"One hundred years ago, Hawaii was on the verge of losing all of its forests to introduced animals. Public and private partnerships were developed in order to restore and protect Hawaii’s forested uplands. They were successful in their endeavors: millions of acres of forests were replanted and protected. This Forest Action Plan continues that tradition of protecting our forests and urban trees, which are essential for maintaining water quality, unique biodiversity, native Hawaiian culture, and the high quality of life enjoyed by residents and visitors alike."
In regards to wildfire:
"Native ecosystems in Hawaii are not adaptive to wildfire. Except in active volcanic areas, fire is not a part of the natural life cycle of native Hawaiian ecosystems, and only a few native species are able to regenerate after fire.
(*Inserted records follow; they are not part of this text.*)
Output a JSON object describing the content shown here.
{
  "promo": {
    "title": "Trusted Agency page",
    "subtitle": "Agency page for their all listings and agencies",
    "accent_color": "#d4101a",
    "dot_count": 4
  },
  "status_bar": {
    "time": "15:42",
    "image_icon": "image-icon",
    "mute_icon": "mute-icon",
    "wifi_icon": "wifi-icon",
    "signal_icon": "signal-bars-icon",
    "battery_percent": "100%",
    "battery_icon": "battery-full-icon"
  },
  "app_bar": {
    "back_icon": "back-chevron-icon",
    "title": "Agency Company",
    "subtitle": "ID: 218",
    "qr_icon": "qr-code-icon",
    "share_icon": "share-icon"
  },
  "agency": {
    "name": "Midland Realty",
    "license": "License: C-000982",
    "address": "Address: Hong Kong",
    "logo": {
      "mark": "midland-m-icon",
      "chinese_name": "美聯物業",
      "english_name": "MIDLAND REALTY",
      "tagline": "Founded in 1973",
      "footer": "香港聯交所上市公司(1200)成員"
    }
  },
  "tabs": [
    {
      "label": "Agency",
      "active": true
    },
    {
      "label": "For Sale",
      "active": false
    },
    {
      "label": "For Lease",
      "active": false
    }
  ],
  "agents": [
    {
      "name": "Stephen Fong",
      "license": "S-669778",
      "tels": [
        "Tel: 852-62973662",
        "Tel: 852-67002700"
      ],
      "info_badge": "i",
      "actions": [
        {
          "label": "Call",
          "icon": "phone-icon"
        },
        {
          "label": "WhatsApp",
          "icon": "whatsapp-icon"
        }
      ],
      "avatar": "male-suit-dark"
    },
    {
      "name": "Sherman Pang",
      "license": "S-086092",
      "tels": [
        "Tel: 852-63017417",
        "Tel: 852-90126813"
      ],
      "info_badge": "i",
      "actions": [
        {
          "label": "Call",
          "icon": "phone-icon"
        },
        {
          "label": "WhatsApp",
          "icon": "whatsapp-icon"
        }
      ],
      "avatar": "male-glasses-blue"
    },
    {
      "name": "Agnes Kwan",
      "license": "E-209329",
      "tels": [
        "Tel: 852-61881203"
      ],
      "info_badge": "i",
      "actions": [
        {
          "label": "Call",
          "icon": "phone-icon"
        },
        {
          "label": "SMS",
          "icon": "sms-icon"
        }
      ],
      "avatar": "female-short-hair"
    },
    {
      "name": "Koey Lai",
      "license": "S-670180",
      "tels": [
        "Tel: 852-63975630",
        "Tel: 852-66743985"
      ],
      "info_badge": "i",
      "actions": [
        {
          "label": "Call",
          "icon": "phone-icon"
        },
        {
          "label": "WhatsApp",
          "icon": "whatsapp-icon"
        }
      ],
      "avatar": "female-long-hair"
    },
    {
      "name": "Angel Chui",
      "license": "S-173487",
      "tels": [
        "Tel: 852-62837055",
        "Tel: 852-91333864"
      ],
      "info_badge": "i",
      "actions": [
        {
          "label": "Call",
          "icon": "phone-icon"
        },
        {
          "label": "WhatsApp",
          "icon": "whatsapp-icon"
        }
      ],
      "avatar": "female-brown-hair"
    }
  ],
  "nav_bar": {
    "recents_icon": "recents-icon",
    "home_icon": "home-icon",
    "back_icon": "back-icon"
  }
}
Wildfires are occurring with increasing frequency due in large part to the introduction of non-native fire-adapted grass species. Wildfires in Hawaii place communities at risk, destroy irreplaceable cultural resources, cost taxpayers money, negatively impact drinking water supplies and human health, increase soil erosion, impact near shore and marine resources, and destroy native species and native ecosystems. Wildfire Priority Landscapes in our Forest Action Plan consist of any land that include communities at risk from wildfire and lands where DOFAW is the primary responder."